In Deutschland wird dieses denkwürdige Hobby von mehreren hunderttausend Waidmännern betrieben. Sie alle haben Jagdscheine, gehen auf die Pirsch und reden Jägerlatein — dennoch sind sie verschieden. Was die einen von den anderen trennt, sind Moneten und Beziehungen. Die einen haben eigene Jagden — das sind die sogenannten Jagdpächter. Von ihnen gibt es in Deutschland rund 40.000. Die anderen sind einfache Jäger. Dieses jagende Volk, rund 300.000 an der Zahl, organisiert sich mit Vorliebe in Vereinen.

Jagden dürfen die Vereine nicht pachten. Dieses Privileg gesteht das deutsche Jagdgesetz nur Einzelpersonen zu. Sie müssen für ihr Pachtgelände zwischen 70 und 400 Mark pro Hektar und Jahr zahlen. Gesetzlich zugelassen sind maximal 1.000 Hektar pro Pächter. Doch diese Beschränkungen lassen sich leicht umgehen, wenn z.B. mehrere Grafen, Barone oder Aufsichtsräte benachbarte Gelände pachten und gemeinsam nutzen.
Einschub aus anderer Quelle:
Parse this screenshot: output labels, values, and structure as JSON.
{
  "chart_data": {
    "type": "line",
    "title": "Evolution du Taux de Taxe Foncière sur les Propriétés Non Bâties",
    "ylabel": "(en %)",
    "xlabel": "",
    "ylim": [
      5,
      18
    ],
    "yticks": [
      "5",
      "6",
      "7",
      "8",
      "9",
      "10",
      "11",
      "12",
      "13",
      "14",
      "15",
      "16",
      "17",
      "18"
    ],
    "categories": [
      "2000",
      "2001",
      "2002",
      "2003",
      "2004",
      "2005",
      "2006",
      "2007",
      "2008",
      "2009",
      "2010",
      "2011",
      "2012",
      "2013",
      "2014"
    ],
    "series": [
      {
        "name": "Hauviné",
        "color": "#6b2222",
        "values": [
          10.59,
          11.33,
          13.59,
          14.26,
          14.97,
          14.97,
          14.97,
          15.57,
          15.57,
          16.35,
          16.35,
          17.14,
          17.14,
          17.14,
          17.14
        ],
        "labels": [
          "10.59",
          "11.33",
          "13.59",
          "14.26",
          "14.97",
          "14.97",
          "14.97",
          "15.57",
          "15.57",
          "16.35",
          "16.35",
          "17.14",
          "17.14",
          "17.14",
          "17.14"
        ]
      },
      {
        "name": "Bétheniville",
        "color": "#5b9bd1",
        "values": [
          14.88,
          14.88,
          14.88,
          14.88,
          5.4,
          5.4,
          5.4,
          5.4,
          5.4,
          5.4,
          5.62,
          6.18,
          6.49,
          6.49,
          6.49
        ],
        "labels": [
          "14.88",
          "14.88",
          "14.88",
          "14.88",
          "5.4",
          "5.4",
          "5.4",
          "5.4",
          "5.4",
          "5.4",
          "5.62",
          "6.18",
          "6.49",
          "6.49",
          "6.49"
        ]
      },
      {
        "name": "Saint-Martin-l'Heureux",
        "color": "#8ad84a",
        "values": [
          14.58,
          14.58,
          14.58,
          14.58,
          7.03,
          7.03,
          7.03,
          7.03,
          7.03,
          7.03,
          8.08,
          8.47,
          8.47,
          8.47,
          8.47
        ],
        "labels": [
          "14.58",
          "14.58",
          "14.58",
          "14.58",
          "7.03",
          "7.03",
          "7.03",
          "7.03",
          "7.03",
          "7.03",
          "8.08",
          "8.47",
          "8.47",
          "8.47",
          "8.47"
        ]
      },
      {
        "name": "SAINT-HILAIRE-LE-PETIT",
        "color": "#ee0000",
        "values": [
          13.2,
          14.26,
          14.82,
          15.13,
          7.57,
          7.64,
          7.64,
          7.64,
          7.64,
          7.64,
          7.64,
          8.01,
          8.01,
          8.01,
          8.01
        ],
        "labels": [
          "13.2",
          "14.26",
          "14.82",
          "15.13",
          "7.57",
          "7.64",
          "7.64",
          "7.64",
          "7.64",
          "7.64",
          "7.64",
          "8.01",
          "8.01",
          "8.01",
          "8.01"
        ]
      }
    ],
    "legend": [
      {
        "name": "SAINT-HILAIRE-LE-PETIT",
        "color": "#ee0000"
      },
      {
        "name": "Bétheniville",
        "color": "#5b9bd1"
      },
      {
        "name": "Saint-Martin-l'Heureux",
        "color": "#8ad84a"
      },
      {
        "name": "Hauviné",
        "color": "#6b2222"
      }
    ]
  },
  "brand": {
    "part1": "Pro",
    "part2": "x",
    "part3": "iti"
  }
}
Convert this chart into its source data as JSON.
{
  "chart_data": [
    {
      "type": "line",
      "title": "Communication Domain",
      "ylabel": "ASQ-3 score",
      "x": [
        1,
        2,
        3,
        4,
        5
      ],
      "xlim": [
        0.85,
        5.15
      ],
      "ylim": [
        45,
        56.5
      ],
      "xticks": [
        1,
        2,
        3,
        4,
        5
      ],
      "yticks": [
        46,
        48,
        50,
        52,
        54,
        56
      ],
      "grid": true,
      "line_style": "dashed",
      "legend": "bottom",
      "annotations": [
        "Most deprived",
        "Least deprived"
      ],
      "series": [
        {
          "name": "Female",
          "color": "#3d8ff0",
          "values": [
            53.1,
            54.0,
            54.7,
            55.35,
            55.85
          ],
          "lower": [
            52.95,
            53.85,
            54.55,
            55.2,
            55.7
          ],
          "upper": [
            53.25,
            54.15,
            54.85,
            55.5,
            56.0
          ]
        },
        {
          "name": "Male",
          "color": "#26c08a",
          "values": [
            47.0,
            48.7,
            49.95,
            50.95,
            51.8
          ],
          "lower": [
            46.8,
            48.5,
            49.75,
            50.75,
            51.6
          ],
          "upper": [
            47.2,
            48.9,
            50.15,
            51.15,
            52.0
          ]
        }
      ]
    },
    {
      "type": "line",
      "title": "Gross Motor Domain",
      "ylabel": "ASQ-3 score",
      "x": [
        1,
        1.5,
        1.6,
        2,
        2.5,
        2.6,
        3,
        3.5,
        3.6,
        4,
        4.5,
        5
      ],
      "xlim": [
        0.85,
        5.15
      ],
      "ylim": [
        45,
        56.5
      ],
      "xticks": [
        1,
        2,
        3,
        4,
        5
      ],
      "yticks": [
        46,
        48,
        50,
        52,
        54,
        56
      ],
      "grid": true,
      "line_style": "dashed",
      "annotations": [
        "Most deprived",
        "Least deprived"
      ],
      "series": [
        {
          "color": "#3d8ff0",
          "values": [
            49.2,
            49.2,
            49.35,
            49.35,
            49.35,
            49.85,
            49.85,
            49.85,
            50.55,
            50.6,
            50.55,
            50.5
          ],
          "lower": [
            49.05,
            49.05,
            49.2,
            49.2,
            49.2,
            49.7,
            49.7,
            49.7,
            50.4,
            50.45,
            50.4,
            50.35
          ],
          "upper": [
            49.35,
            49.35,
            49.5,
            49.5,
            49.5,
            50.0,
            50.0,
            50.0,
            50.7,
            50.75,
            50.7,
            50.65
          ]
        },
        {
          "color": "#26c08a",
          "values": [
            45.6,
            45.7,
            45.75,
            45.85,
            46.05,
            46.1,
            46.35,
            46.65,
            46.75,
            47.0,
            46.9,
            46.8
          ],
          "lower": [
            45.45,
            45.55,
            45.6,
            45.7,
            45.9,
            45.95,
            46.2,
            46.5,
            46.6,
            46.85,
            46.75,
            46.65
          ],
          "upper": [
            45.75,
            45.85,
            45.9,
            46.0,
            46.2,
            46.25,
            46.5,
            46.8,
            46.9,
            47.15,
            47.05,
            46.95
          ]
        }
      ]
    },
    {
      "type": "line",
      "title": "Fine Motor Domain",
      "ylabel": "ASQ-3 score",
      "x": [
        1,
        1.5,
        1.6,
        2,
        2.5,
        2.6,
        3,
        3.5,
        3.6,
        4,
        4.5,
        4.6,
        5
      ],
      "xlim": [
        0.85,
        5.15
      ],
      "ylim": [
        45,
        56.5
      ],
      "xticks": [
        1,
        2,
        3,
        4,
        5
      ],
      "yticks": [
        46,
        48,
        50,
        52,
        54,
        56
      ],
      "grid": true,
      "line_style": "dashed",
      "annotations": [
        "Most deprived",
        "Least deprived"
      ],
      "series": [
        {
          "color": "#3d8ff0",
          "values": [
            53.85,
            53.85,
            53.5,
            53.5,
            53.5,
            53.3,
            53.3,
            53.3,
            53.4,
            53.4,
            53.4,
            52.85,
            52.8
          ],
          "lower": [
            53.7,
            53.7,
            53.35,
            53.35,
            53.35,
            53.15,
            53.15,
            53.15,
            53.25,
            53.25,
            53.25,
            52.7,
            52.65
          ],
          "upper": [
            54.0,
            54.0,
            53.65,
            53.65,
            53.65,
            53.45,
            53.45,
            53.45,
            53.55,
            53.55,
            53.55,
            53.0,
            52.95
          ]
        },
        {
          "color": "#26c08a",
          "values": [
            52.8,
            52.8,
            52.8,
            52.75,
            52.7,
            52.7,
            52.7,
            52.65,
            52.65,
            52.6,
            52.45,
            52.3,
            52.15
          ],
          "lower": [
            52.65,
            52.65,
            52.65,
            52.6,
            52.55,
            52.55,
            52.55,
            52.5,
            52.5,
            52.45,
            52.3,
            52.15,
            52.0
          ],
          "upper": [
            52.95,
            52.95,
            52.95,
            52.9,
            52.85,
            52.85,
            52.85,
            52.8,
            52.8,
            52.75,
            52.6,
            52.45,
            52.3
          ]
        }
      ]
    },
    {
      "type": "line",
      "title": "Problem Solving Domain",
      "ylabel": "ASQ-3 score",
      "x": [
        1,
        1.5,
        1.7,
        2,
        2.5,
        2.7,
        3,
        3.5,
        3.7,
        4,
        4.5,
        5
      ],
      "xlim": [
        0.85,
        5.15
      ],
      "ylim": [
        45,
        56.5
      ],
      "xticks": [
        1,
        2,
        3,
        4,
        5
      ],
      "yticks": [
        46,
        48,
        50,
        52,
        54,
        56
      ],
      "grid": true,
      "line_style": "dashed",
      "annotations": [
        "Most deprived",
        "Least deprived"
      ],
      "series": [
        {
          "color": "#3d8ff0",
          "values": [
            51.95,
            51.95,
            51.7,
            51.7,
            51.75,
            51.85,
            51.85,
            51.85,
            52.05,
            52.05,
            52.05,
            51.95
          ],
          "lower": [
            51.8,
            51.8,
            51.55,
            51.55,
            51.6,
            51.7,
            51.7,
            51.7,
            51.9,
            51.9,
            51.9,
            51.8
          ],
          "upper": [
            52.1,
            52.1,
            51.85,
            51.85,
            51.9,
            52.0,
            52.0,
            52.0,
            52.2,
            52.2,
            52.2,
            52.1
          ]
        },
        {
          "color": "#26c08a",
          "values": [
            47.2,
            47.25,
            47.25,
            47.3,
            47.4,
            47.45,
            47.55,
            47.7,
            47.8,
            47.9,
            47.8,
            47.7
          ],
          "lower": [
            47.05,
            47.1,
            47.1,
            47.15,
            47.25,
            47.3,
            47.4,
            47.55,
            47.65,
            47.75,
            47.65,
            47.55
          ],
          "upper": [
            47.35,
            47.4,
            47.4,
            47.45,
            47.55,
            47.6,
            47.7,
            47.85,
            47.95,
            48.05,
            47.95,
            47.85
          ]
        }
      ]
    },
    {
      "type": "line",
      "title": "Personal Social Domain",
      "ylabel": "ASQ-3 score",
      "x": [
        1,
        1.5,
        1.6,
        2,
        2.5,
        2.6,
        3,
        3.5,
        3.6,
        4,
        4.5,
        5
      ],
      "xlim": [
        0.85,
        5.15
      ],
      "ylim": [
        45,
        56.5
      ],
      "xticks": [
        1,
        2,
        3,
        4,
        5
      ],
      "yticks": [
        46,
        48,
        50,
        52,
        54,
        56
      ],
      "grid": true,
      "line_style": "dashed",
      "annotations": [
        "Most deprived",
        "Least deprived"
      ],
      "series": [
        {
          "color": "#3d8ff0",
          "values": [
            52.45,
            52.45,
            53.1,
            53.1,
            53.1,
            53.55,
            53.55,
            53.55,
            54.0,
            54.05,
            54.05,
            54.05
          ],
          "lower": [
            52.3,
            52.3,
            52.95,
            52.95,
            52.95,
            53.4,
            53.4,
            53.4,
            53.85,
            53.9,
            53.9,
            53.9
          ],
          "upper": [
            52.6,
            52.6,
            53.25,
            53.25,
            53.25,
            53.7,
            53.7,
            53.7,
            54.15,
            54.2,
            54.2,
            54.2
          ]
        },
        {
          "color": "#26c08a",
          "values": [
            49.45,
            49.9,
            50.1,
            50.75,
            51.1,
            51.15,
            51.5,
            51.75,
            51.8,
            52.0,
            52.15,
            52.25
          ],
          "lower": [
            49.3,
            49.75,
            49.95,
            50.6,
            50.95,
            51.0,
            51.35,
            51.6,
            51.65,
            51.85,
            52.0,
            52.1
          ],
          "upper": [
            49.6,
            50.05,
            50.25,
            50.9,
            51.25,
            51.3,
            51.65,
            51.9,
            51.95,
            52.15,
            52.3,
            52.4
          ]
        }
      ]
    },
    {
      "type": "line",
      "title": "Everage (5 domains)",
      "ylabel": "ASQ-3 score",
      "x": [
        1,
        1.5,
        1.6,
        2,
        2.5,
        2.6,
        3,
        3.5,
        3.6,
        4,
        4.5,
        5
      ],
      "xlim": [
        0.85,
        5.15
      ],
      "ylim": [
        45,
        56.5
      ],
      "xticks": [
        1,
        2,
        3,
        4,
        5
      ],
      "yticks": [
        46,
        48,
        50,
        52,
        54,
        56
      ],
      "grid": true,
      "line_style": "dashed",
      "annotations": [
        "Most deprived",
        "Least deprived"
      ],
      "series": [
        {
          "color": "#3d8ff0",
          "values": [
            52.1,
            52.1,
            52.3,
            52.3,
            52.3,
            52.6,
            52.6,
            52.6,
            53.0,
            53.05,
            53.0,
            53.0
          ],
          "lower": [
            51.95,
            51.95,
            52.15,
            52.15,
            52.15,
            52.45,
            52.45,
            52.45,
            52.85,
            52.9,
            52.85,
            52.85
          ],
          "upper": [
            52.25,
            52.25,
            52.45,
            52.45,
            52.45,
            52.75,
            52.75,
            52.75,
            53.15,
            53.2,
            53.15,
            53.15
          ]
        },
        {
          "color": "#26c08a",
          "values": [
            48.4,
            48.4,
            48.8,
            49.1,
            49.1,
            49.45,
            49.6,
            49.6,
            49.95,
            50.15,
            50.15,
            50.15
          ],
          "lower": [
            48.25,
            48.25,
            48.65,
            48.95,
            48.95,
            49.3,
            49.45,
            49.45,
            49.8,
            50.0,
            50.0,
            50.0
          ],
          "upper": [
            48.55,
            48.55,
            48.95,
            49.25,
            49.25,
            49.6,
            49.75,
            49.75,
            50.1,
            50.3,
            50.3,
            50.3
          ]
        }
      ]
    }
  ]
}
Leisten können sich das teure Vergnügen nur wenige. Hinzu kommt, daß vor der Vergabe einer Jagd oft schon neue Kirchenglocken im Dorf hängen oder der örtliche Schützenverein eine großzügige Finanzspritze erhalten hat. Denn Jagden bekommt man durch „Protektion und Schmiere“, verrät der Vorsitzende des „Bundes Deutscher Jäger“, Jürgen Müller-Hirschmann.

Auf seiner eigenen Jagd wird der Pächter dann zum Herrn über Leben und Tod. Nebenbei lassen sich dort prächtig Geschäftsabschlüsse und politische Bündnisse schließen.

Damit das Jagdrevier ordentlich Spaß bringt, wird das Wild das ganze Jahr über gemästet und aufgepäppelt. „Herbstmastsimulation“, heißt diese Überfütterung, die dazu geführt hat, daß heute elf- bis zwölfmal soviel Wild in den geschrumpften deutschen Wäldern lebt, wie 1938. Dieses Rot-, Schwarz- und Rehwild macht sich über den Wald her. Es frißt junge Triebe auf und schält ältere Bäume, um die Rinde zu vertilgen. Keine Pflanze ist vor den hungrigen Tieren sicher. Neuer Wald kann nur noch eingezäunt wachsen.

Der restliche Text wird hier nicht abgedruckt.